George Santayana was a philosopher and writer. Famously he said “Those who cannot remember the past are condemned to repeat it.” This is sometimes presented as, “Those who fail to learn from the mistakes of their predecessors are destined to repeat them.”

Surely by now those put in authority over us should have realised two things. First that all former foster children need emotional and financial support for far longer than the current system allows and second that the continuing underachievement of former foster children betrays both them and society at large.

It must be absolutely infuriating for victims of injustice, indifference or institutional incompetence to hear people attempt to diminish what has happened to them on the basis of “things have improved now”. What make it even worse is that this regrettably tactic is one that I have seen used by experienced professionals and by long term foster carers time and time again.

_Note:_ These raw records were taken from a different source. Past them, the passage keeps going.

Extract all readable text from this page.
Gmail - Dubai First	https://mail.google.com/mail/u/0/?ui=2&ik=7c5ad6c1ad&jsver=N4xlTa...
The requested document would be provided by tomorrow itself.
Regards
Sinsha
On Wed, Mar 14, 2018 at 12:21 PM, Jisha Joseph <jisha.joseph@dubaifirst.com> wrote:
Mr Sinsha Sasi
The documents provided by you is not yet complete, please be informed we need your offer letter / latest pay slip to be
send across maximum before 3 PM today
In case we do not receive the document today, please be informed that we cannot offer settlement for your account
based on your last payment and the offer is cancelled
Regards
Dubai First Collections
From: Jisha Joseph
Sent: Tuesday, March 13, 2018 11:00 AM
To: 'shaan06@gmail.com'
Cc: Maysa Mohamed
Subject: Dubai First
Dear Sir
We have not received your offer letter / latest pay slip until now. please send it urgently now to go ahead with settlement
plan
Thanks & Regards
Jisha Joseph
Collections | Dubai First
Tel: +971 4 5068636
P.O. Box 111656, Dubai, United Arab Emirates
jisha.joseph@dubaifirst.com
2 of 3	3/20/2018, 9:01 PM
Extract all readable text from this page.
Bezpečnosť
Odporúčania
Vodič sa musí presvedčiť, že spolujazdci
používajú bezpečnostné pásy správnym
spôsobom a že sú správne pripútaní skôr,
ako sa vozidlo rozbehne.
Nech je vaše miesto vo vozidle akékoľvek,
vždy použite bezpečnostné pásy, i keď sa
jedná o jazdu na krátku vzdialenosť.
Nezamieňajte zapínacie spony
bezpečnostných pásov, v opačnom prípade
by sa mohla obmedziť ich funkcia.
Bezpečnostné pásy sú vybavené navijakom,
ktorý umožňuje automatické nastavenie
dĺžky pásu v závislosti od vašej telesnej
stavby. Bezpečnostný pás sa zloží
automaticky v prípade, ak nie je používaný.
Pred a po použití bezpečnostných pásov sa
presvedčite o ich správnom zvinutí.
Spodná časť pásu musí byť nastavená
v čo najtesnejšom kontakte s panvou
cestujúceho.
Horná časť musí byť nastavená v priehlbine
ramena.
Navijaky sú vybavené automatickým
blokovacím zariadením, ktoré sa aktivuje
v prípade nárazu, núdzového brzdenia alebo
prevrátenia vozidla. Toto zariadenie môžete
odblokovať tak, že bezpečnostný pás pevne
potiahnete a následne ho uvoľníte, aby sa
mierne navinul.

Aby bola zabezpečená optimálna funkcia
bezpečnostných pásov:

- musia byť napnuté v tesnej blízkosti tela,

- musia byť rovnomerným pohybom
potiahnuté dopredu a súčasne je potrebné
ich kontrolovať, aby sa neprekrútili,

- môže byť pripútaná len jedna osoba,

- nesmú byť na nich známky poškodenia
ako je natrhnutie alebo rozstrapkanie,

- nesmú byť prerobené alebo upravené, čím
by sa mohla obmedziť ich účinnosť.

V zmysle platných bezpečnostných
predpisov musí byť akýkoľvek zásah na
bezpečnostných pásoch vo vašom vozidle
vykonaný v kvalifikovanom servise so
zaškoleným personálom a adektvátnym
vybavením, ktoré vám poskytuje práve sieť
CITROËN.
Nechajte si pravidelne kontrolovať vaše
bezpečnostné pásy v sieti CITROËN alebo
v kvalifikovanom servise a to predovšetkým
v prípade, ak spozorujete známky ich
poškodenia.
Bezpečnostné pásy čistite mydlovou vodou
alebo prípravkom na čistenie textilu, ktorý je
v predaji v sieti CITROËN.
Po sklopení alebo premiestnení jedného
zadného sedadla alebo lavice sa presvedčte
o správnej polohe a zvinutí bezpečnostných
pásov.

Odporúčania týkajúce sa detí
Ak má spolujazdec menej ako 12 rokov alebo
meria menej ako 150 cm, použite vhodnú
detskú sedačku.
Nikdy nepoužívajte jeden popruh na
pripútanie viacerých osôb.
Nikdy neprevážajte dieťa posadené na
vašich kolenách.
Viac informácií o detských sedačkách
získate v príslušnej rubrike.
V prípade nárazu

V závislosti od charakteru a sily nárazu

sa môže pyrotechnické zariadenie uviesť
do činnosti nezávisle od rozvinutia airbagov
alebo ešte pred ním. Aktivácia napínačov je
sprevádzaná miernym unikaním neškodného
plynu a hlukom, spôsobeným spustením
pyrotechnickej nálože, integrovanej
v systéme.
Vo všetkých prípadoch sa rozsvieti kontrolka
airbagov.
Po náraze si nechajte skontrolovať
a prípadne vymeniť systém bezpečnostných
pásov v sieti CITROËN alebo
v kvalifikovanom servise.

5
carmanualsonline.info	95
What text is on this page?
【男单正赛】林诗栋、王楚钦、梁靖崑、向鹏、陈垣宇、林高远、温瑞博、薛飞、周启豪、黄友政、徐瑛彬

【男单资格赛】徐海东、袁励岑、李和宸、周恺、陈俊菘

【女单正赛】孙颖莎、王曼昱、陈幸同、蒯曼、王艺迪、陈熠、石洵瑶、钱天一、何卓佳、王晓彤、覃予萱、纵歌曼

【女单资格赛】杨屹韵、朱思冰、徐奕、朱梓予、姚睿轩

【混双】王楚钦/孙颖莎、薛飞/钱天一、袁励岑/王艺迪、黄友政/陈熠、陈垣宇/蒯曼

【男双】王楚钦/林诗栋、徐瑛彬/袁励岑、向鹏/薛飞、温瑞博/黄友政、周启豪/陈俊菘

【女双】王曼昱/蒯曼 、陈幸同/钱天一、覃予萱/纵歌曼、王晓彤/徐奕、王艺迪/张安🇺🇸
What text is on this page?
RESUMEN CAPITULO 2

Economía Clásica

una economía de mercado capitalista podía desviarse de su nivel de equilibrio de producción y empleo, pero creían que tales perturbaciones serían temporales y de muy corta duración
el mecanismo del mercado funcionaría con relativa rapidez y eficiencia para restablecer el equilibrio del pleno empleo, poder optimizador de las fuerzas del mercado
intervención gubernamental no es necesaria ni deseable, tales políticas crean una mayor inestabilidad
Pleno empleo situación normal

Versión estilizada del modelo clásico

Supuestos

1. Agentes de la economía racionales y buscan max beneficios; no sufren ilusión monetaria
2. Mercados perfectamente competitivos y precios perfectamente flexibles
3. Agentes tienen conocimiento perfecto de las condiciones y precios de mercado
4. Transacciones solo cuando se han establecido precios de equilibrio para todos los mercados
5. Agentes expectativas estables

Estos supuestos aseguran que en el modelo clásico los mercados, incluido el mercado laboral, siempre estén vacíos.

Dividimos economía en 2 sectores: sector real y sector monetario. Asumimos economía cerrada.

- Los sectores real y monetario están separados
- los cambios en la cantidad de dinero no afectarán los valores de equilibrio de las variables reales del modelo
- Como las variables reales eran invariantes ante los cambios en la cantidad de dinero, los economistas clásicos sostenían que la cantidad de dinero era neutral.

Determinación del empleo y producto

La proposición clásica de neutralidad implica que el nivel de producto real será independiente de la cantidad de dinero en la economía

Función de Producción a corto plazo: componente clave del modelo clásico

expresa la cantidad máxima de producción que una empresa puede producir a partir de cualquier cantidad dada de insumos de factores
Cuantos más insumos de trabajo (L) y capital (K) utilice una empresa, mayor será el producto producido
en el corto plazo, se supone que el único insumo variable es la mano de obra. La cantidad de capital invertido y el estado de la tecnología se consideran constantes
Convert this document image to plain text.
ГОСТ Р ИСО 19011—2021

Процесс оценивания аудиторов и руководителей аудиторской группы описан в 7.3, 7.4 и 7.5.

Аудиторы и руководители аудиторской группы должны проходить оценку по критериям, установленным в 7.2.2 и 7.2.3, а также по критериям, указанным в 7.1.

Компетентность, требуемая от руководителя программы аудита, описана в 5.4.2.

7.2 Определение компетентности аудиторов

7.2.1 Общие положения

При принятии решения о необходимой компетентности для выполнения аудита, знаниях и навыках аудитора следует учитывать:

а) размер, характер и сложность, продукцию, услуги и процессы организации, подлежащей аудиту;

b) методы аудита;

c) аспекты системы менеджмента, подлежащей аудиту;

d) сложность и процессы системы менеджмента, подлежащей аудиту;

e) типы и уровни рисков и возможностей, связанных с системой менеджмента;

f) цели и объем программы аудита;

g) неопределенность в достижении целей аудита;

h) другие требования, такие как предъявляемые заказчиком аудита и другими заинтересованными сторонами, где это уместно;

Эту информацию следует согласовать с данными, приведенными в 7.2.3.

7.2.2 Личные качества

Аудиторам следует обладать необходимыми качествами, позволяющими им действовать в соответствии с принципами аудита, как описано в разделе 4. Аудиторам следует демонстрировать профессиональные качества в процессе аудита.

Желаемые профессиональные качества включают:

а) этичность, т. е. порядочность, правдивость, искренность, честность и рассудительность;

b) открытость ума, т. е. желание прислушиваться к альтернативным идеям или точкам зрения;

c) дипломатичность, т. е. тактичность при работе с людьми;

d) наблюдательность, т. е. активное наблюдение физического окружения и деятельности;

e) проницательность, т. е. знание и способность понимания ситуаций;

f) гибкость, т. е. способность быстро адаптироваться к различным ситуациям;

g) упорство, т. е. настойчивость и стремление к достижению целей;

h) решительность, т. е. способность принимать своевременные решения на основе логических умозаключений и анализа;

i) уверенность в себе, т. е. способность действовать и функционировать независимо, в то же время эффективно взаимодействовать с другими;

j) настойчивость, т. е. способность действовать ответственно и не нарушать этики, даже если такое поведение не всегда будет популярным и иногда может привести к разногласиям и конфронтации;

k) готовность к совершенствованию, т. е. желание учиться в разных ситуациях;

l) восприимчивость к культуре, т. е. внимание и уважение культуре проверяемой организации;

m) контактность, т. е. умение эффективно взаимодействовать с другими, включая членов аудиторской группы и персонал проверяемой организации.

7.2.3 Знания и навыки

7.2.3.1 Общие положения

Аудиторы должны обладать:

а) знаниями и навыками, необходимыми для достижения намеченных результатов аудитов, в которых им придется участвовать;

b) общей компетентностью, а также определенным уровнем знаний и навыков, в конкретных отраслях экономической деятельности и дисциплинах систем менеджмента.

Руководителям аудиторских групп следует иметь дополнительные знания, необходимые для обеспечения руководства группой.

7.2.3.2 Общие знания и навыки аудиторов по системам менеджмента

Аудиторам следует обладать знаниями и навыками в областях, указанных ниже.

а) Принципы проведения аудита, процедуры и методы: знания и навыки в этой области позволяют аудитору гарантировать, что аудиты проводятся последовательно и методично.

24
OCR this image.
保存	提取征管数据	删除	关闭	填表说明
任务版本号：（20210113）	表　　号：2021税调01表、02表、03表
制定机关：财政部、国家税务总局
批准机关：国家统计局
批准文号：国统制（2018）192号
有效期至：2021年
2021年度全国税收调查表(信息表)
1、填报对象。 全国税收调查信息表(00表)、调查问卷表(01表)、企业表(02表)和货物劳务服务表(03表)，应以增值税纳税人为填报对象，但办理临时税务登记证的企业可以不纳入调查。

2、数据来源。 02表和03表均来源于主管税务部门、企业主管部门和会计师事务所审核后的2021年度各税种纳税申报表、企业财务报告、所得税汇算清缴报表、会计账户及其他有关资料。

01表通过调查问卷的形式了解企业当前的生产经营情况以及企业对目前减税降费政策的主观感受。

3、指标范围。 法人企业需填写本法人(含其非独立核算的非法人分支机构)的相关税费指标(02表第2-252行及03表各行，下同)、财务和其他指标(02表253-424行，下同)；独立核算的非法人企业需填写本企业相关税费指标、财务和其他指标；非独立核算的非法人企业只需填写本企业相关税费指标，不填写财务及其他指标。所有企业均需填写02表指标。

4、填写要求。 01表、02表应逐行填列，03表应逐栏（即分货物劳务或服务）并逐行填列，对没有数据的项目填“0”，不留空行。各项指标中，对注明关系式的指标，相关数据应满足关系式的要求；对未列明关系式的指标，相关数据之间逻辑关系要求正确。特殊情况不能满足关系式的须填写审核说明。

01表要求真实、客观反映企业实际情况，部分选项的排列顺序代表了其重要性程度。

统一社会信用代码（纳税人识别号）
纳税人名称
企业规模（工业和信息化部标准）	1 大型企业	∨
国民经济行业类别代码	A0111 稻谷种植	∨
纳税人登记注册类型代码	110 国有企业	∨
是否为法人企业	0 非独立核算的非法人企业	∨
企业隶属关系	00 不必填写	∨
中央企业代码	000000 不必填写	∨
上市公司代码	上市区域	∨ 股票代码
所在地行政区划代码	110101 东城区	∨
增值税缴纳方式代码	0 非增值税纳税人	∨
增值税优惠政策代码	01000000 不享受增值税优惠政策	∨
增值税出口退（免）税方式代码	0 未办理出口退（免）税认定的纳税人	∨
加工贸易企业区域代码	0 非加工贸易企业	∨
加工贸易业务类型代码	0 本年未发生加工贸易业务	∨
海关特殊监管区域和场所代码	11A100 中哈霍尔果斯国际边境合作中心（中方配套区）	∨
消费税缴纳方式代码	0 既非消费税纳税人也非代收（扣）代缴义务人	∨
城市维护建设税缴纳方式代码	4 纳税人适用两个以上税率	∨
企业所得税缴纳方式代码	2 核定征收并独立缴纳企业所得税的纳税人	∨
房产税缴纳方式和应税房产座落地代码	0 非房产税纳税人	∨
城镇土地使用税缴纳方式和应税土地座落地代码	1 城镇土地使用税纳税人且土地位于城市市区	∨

Within this group we have all heard from young people who have had entirely positive experiences within the foster care system. Didi comes to mind as does AC/DC. I don’t think that it is just co-incidence that those with positive experiences are also those more comfortable about sharing their thoughts with readers.

But Eve – so forthright in many parts of her life – has revealed very little about her life in the fostering system. However it is blindingly obvious that she had an incredibly difficult time with multiple placements followed by exile to a Children’s Home. It is the same story with many of Eve and Ella’s friends. I know the two of them have tried hard to get their friends to post to the forum with only the most marginal of success.”

Perhaps their friends fear the, implicitly sceptical, response that seems to be the default position of so many in the sector?